The fury of a twister is familiar to Hoosiers.
Two EF-2 tornadoes with winds up to 135 miles per hour tore through Kokomo in November of 2013. Luckily, nobody died. But in March of the year before an EF-4 tornado with winds hitting 175 miles per hour decimated southern Indiana. Henryville was ground zero. That storm killed eleven.
You can get out of a tornado alive.
But we wanted to feel the force for ourselves, taking a trip to The University of Michigan and their sub-sonic wind tunnel in the Department of Aerospace Engineering.
"The top speed in the wind tunnel is about 170 miles per hour," said Chris Cartier, Senior Engineering Technician at The University of Michigan.
Rarely do people get to go inside, but we are. Chris Cartier cranked up the wind to see how much FOX59's Kendall Downing could withstand.
A huge motor turns a fan ten feet in diameter, drawing air through the tunnel that is longer than a football field.
First, we fired up the tunnel.
Then FOX59's Kendall Downing got suited up.
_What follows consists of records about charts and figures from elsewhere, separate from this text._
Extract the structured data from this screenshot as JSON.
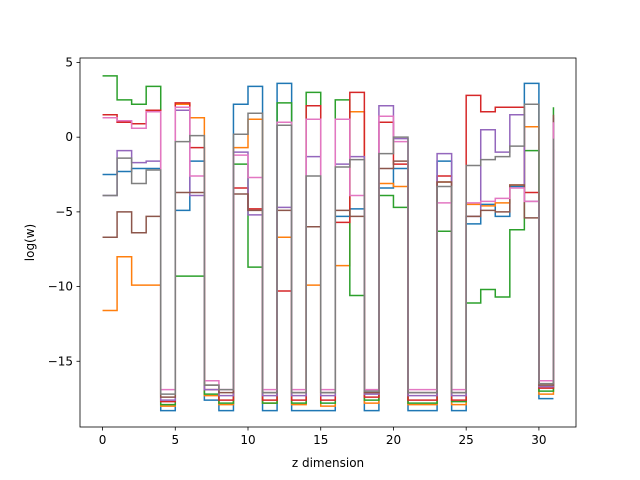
{
  "chart_data": {
    "type": "line",
    "step": "post",
    "title": "",
    "xlabel": "z dimension",
    "ylabel": "log(w)",
    "xlim": [
      -1.55,
      32.55
    ],
    "ylim": [
      -19.4,
      5.3
    ],
    "xticks": [
      0,
      5,
      10,
      15,
      20,
      25,
      30
    ],
    "yticks": [
      5,
      0,
      -5,
      -10,
      -15
    ],
    "grid": false,
    "x": [
      0,
      1,
      2,
      3,
      4,
      5,
      6,
      7,
      8,
      9,
      10,
      11,
      12,
      13,
      14,
      15,
      16,
      17,
      18,
      19,
      20,
      21,
      22,
      23,
      24,
      25,
      26,
      27,
      28,
      29,
      30,
      31
    ],
    "colors": [
      "#1f77b4",
      "#ff7f0e",
      "#2ca02c",
      "#d62728",
      "#9467bd",
      "#8c564b",
      "#e377c2",
      "#7f7f7f"
    ],
    "series": [
      {
        "values": [
          -2.5,
          -2.3,
          -2.1,
          -2.1,
          -18.3,
          -4.9,
          -1.6,
          -17.6,
          -18.3,
          2.2,
          3.4,
          -18.3,
          3.6,
          -18.3,
          -18.3,
          -18.3,
          -5.3,
          -4.8,
          -18.3,
          -3.4,
          -2.1,
          -18.3,
          -18.3,
          -1.6,
          -18.3,
          -5.8,
          -4.5,
          -5.3,
          -3.3,
          3.6,
          -17.5,
          -17.5
        ]
      },
      {
        "values": [
          -11.6,
          -8.0,
          -9.9,
          -9.9,
          -18.0,
          2.2,
          1.3,
          -17.3,
          -17.9,
          -0.7,
          1.2,
          -17.8,
          -6.7,
          -17.9,
          -9.9,
          -18.0,
          -8.6,
          1.7,
          -17.8,
          -3.1,
          -3.3,
          -17.9,
          -17.9,
          -3.0,
          -17.9,
          -4.5,
          -4.6,
          -4.4,
          -3.2,
          0.7,
          -17.2,
          -2.7
        ]
      },
      {
        "values": [
          4.1,
          2.5,
          2.2,
          3.4,
          -17.9,
          -9.3,
          -9.3,
          -17.2,
          -17.8,
          -1.8,
          -8.7,
          -17.8,
          2.3,
          -17.8,
          3.0,
          -17.8,
          2.5,
          -10.6,
          -17.6,
          -3.9,
          -4.7,
          -17.8,
          -17.8,
          -6.3,
          -17.7,
          -11.1,
          -10.2,
          -10.7,
          -6.2,
          -0.9,
          -17.0,
          2.0
        ]
      },
      {
        "values": [
          1.5,
          1.0,
          0.9,
          1.8,
          -17.7,
          2.3,
          -0.7,
          -16.9,
          -17.6,
          -3.4,
          -4.8,
          -17.6,
          -10.3,
          -17.6,
          2.1,
          -17.6,
          -5.7,
          3.0,
          -17.4,
          1.0,
          -1.8,
          -17.6,
          -17.6,
          -2.6,
          -17.6,
          2.8,
          1.7,
          2.0,
          2.0,
          -3.7,
          -16.8,
          -0.8
        ]
      },
      {
        "values": [
          -3.9,
          -0.9,
          -1.7,
          -1.6,
          -17.6,
          1.8,
          -3.9,
          -16.9,
          -17.3,
          -1.0,
          -5.2,
          -17.3,
          -4.7,
          -17.3,
          -1.3,
          -17.3,
          -1.8,
          -1.3,
          -17.2,
          2.1,
          -0.1,
          -17.3,
          -17.3,
          -1.1,
          -17.3,
          -5.3,
          0.5,
          -1.0,
          1.5,
          -4.3,
          -16.7,
          1.3
        ]
      },
      {
        "values": [
          -6.7,
          -5.0,
          -6.4,
          -5.3,
          -17.4,
          -3.7,
          -3.7,
          -16.6,
          -17.1,
          -3.8,
          -4.9,
          -17.1,
          -4.9,
          -17.1,
          -6.0,
          -17.1,
          -4.9,
          -5.3,
          -17.1,
          -2.1,
          -1.6,
          -17.1,
          -17.1,
          -3.0,
          -17.1,
          -5.3,
          -4.9,
          -5.0,
          -3.2,
          -5.4,
          -16.6,
          1.5
        ]
      },
      {
        "values": [
          1.3,
          1.1,
          0.6,
          1.7,
          -16.9,
          2.0,
          -2.6,
          -16.3,
          -16.9,
          -1.2,
          -2.7,
          -16.9,
          1.0,
          -16.9,
          1.2,
          -16.9,
          1.2,
          -3.9,
          -16.9,
          1.4,
          -0.3,
          -16.9,
          -16.9,
          -4.4,
          -16.9,
          -4.4,
          -4.3,
          -4.1,
          -3.4,
          -4.3,
          -16.3,
          1.0
        ]
      },
      {
        "values": [
          -3.9,
          -1.4,
          -3.1,
          -2.2,
          -17.2,
          -0.3,
          0.1,
          -16.6,
          -16.9,
          0.2,
          1.6,
          -17.1,
          0.8,
          -17.1,
          -2.6,
          -17.1,
          -2.0,
          -1.5,
          -17.0,
          -1.1,
          0.0,
          -17.1,
          -17.1,
          -3.3,
          -17.1,
          -1.9,
          -1.5,
          -1.3,
          -0.6,
          2.2,
          -16.5,
          -0.1
        ]
      }
    ]
  }
}
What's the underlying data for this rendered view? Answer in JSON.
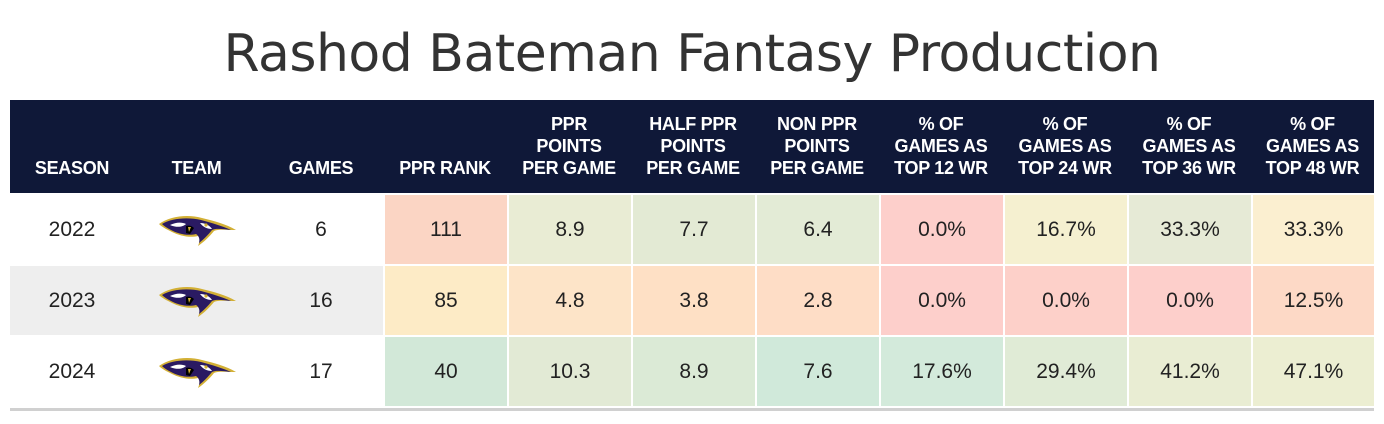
{
  "title": "Rashod Bateman Fantasy Production",
  "chart_data": {
    "type": "table",
    "title": "Rashod Bateman Fantasy Production",
    "columns": [
      "SEASON",
      "TEAM",
      "GAMES",
      "PPR RANK",
      "PPR POINTS PER GAME",
      "HALF PPR POINTS PER GAME",
      "NON PPR POINTS PER GAME",
      "% OF GAMES AS TOP 12 WR",
      "% OF GAMES AS TOP 24 WR",
      "% OF GAMES AS TOP 36 WR",
      "% OF GAMES AS TOP 48 WR"
    ],
    "header_lines": [
      [
        "SEASON"
      ],
      [
        "TEAM"
      ],
      [
        "GAMES"
      ],
      [
        "PPR RANK"
      ],
      [
        "PPR",
        "POINTS",
        "PER GAME"
      ],
      [
        "HALF PPR",
        "POINTS",
        "PER GAME"
      ],
      [
        "NON PPR",
        "POINTS",
        "PER GAME"
      ],
      [
        "% OF",
        "GAMES AS",
        "TOP 12 WR"
      ],
      [
        "% OF",
        "GAMES AS",
        "TOP 24 WR"
      ],
      [
        "% OF",
        "GAMES AS",
        "TOP 36 WR"
      ],
      [
        "% OF",
        "GAMES AS",
        "TOP 48 WR"
      ]
    ],
    "rows": [
      {
        "season": "2022",
        "team_icon": "ravens-logo-icon",
        "games": "6",
        "ppr_rank": "111",
        "ppr_ppg": "8.9",
        "half_ppg": "7.7",
        "non_ppg": "6.4",
        "top12": "0.0%",
        "top24": "16.7%",
        "top36": "33.3%",
        "top48": "33.3%"
      },
      {
        "season": "2023",
        "team_icon": "ravens-logo-icon",
        "games": "16",
        "ppr_rank": "85",
        "ppr_ppg": "4.8",
        "half_ppg": "3.8",
        "non_ppg": "2.8",
        "top12": "0.0%",
        "top24": "0.0%",
        "top36": "0.0%",
        "top48": "12.5%"
      },
      {
        "season": "2024",
        "team_icon": "ravens-logo-icon",
        "games": "17",
        "ppr_rank": "40",
        "ppr_ppg": "10.3",
        "half_ppg": "8.9",
        "non_ppg": "7.6",
        "top12": "17.6%",
        "top24": "29.4%",
        "top36": "41.2%",
        "top48": "47.1%"
      }
    ],
    "cell_colors": [
      [
        "#fbd5c4",
        "#e9ecd4",
        "#e3ead4",
        "#e3ebd6",
        "#fdcfcb",
        "#f5f0d0",
        "#e6ead6",
        "#fbefd0"
      ],
      [
        "#fdebc6",
        "#fde4c8",
        "#fee0c5",
        "#feddc6",
        "#fdcfcb",
        "#fdd0c9",
        "#fdcfcb",
        "#fdd9c6"
      ],
      [
        "#d2e8d8",
        "#e2ead5",
        "#dbead6",
        "#d0e9da",
        "#d3eadb",
        "#e0ebd6",
        "#e9edd3",
        "#eceed2"
      ]
    ]
  },
  "colors": {
    "header_bg": "#0f1838",
    "header_text": "#ffffff",
    "row_alt_bg": "#eeeeee"
  }
}
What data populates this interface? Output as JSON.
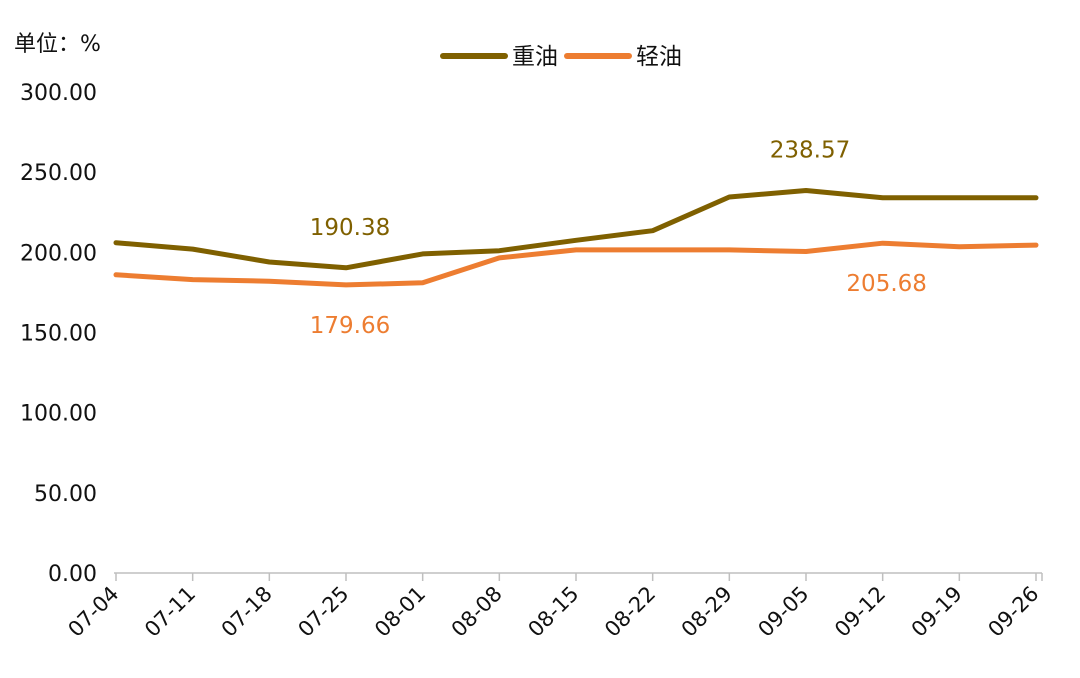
{
  "chart_data": {
    "type": "line",
    "unit_label": "单位：%",
    "categories": [
      "07-04",
      "07-11",
      "07-18",
      "07-25",
      "08-01",
      "08-08",
      "08-15",
      "08-22",
      "08-29",
      "09-05",
      "09-12",
      "09-19",
      "09-26"
    ],
    "ylim": [
      0,
      300
    ],
    "yticks": [
      "0.00",
      "50.00",
      "100.00",
      "150.00",
      "200.00",
      "250.00",
      "300.00"
    ],
    "legend_position": "top-center",
    "series": [
      {
        "name": "重油",
        "color": "#7f6000",
        "values": [
          206,
          202,
          194,
          190.38,
          199,
          201,
          207.5,
          213.5,
          234.5,
          238.57,
          234,
          234,
          234
        ]
      },
      {
        "name": "轻油",
        "color": "#ed7d31",
        "values": [
          186,
          183,
          182,
          179.66,
          181,
          196.5,
          201.5,
          201.5,
          201.5,
          200.5,
          205.68,
          203.5,
          204.5
        ]
      }
    ],
    "annotations": [
      {
        "text": "190.38",
        "series": 0,
        "index": 3,
        "color": "#7f6000"
      },
      {
        "text": "179.66",
        "series": 1,
        "index": 3,
        "color": "#ed7d31"
      },
      {
        "text": "238.57",
        "series": 0,
        "index": 9,
        "color": "#7f6000"
      },
      {
        "text": "205.68",
        "series": 1,
        "index": 10,
        "color": "#ed7d31"
      }
    ]
  }
}
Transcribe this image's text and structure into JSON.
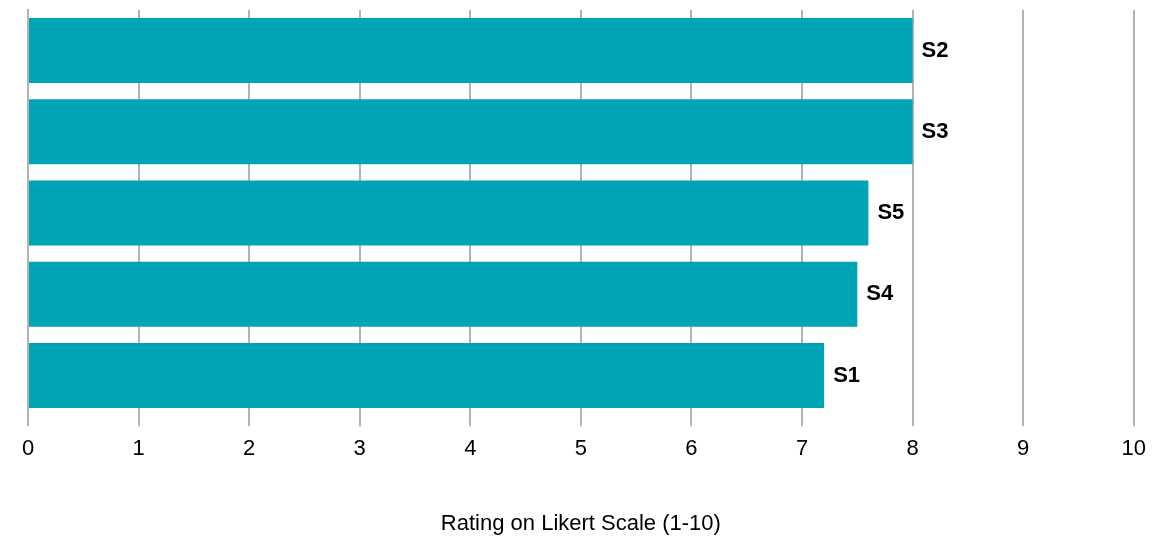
{
  "chart_data": {
    "type": "bar",
    "orientation": "horizontal",
    "categories": [
      "S2",
      "S3",
      "S5",
      "S4",
      "S1"
    ],
    "values": [
      8,
      8,
      7.6,
      7.5,
      7.2
    ],
    "color": "#00a5b5",
    "xlim": [
      0,
      10
    ],
    "xticks": [
      0,
      1,
      2,
      3,
      4,
      5,
      6,
      7,
      8,
      9,
      10
    ],
    "xlabel": "Rating on Likert Scale (1-10)",
    "grid": "x",
    "tick_labels": "x",
    "legend": false
  }
}
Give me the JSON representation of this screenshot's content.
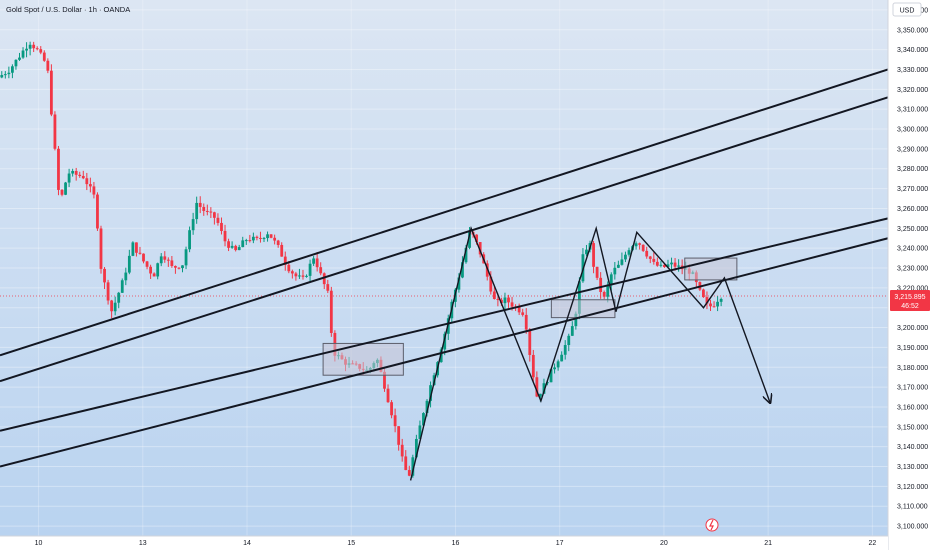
{
  "header": {
    "title": "Gold Spot / U.S. Dollar · 1h · OANDA",
    "currency": "USD"
  },
  "price_tag": {
    "price": "3,215.895",
    "countdown": "46:52"
  },
  "colors": {
    "bg_top": "#dce6f3",
    "bg_bottom": "#b9d3f0",
    "up": "#089981",
    "down": "#f23645",
    "line": "#131722",
    "box_fill": "#c7c4d6",
    "box_stroke": "#5b5e6b",
    "price_tag": "#f23645",
    "axis_text": "#131722",
    "axis_bg": "#ffffff"
  },
  "chart_data": {
    "type": "candlestick",
    "title": "Gold Spot / U.S. Dollar · 1h · OANDA",
    "y_unit": "USD",
    "ylim": [
      3095,
      3365
    ],
    "y_ticks": [
      "3,100.000",
      "3,110.000",
      "3,120.000",
      "3,130.000",
      "3,140.000",
      "3,150.000",
      "3,160.000",
      "3,170.000",
      "3,180.000",
      "3,190.000",
      "3,200.000",
      "3,210.000",
      "3,220.000",
      "3,230.000",
      "3,240.000",
      "3,250.000",
      "3,260.000",
      "3,270.000",
      "3,280.000",
      "3,290.000",
      "3,300.000",
      "3,310.000",
      "3,320.000",
      "3,330.000",
      "3,340.000",
      "3,350.000",
      "3,360.000"
    ],
    "x_ticks": [
      {
        "label": "10",
        "x": 4
      },
      {
        "label": "13",
        "x": 14
      },
      {
        "label": "14",
        "x": 24
      },
      {
        "label": "15",
        "x": 34
      },
      {
        "label": "16",
        "x": 44
      },
      {
        "label": "17",
        "x": 54
      },
      {
        "label": "20",
        "x": 64
      },
      {
        "label": "21",
        "x": 74
      },
      {
        "label": "22",
        "x": 84
      }
    ],
    "xlim": [
      0.3,
      85.5
    ],
    "anchors": [
      [
        0.3,
        3326
      ],
      [
        1.4,
        3330
      ],
      [
        2.5,
        3338
      ],
      [
        3.3,
        3344
      ],
      [
        4.0,
        3340
      ],
      [
        5.0,
        3332
      ],
      [
        6.2,
        3262
      ],
      [
        7.0,
        3278
      ],
      [
        8.5,
        3276
      ],
      [
        9.6,
        3265
      ],
      [
        10.2,
        3228
      ],
      [
        11.2,
        3208
      ],
      [
        12.3,
        3224
      ],
      [
        13.2,
        3242
      ],
      [
        14.4,
        3232
      ],
      [
        15.2,
        3226
      ],
      [
        16.0,
        3238
      ],
      [
        17.0,
        3230
      ],
      [
        18.0,
        3232
      ],
      [
        19.3,
        3263
      ],
      [
        20.2,
        3258
      ],
      [
        21.2,
        3255
      ],
      [
        22.0,
        3244
      ],
      [
        23.0,
        3238
      ],
      [
        24.2,
        3245
      ],
      [
        25.2,
        3244
      ],
      [
        26.2,
        3248
      ],
      [
        27.2,
        3240
      ],
      [
        28.0,
        3231
      ],
      [
        28.8,
        3226
      ],
      [
        29.6,
        3224
      ],
      [
        30.6,
        3236
      ],
      [
        31.4,
        3224
      ],
      [
        32.0,
        3216
      ],
      [
        32.4,
        3188
      ],
      [
        33.2,
        3184
      ],
      [
        34.0,
        3181
      ],
      [
        35.0,
        3180
      ],
      [
        35.8,
        3178
      ],
      [
        36.6,
        3185
      ],
      [
        37.3,
        3172
      ],
      [
        38.0,
        3158
      ],
      [
        38.6,
        3145
      ],
      [
        39.2,
        3130
      ],
      [
        39.7,
        3125
      ],
      [
        40.4,
        3142
      ],
      [
        41.2,
        3160
      ],
      [
        42.0,
        3175
      ],
      [
        43.0,
        3194
      ],
      [
        43.8,
        3212
      ],
      [
        44.6,
        3228
      ],
      [
        45.6,
        3249
      ],
      [
        46.4,
        3240
      ],
      [
        47.2,
        3226
      ],
      [
        48.0,
        3212
      ],
      [
        49.0,
        3214
      ],
      [
        50.0,
        3210
      ],
      [
        50.8,
        3207
      ],
      [
        51.4,
        3183
      ],
      [
        52.0,
        3165
      ],
      [
        52.8,
        3172
      ],
      [
        53.6,
        3180
      ],
      [
        54.4,
        3188
      ],
      [
        55.2,
        3196
      ],
      [
        55.8,
        3210
      ],
      [
        56.3,
        3234
      ],
      [
        57.0,
        3244
      ],
      [
        57.6,
        3226
      ],
      [
        58.4,
        3214
      ],
      [
        59.2,
        3228
      ],
      [
        60.0,
        3232
      ],
      [
        60.8,
        3240
      ],
      [
        61.6,
        3244
      ],
      [
        62.4,
        3238
      ],
      [
        63.2,
        3232
      ],
      [
        64.0,
        3230
      ],
      [
        64.8,
        3232
      ],
      [
        65.8,
        3230
      ],
      [
        66.8,
        3228
      ],
      [
        67.6,
        3218
      ],
      [
        68.4,
        3210
      ],
      [
        69.0,
        3212
      ],
      [
        69.6,
        3216
      ]
    ],
    "shapes": {
      "channel_lines": [
        [
          [
            0.3,
            3186
          ],
          [
            85.5,
            3330
          ]
        ],
        [
          [
            0.3,
            3173
          ],
          [
            85.5,
            3316
          ]
        ],
        [
          [
            0.3,
            3148
          ],
          [
            85.5,
            3255
          ]
        ],
        [
          [
            0.3,
            3130
          ],
          [
            85.5,
            3245
          ]
        ]
      ],
      "pattern_polyline": [
        [
          39.7,
          3123
        ],
        [
          45.5,
          3250
        ],
        [
          52.2,
          3163
        ],
        [
          57.5,
          3250
        ],
        [
          59.4,
          3208
        ],
        [
          61.4,
          3248
        ],
        [
          67.8,
          3210
        ],
        [
          69.8,
          3225
        ],
        [
          74.2,
          3162
        ]
      ],
      "arrow_head": [
        74.2,
        3162
      ],
      "boxes": [
        {
          "x0": 31.3,
          "x1": 39.0,
          "y0": 3176,
          "y1": 3192
        },
        {
          "x0": 53.2,
          "x1": 59.3,
          "y0": 3205,
          "y1": 3214
        },
        {
          "x0": 66.0,
          "x1": 71.0,
          "y0": 3224,
          "y1": 3235
        }
      ]
    }
  }
}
By winds at 30 miles per hour, his clothes were tight on his body. By 50 miles per hour, it got worse. Breathing became difficult. He held on for winds of 75 miles per hour before telling crews to cut the tunnel off.
"I can't imagine going through a situation where you're exposed to that. It's just terrifying," Downing said.
He withstood the weakest type of tornado. Meteorologist Dr. Frank Marsik said it's imperative that you never get trapped in the storm, meaning put the cell phone away. If you can see the tornado, pictures aren't worth your life, he said.
"They should've been thinking about that long ago," said Marsik.
Tornado winds rotate counter-clockwise, and a tornado's direction is unpredictable.
"You've really got to stay aware of where that tornado is moving, because initially you could be staying away from it, and all of a sudden it could start turning toward you," he said.
Marsik recommends three critical tips to get out of a tornado alive.
- Get as low as you possibly can. If that's inside, it means a basement or the lowest level of your home. If you're outside, get in a ditch and cover your head. If you're in a mobile home, get out and find shelter elsewhere.
- Stay away from windows or doors. Flying debris can kill. Make sure you take shelter in an interior room.
- Practice your plan. Make sure children in the home know where to go when a tornado threatens.
And while it may seem like our weather gets wilder. Marsik said it's not so.
He credits better warning systems and even social media with helping to get the word out, sooner.
"We have a lot more eyes on the sky for people to be seeing these tornadoes, so it isn't necessarily we've got more. We have a lot more eyes and better ways to see it," he said.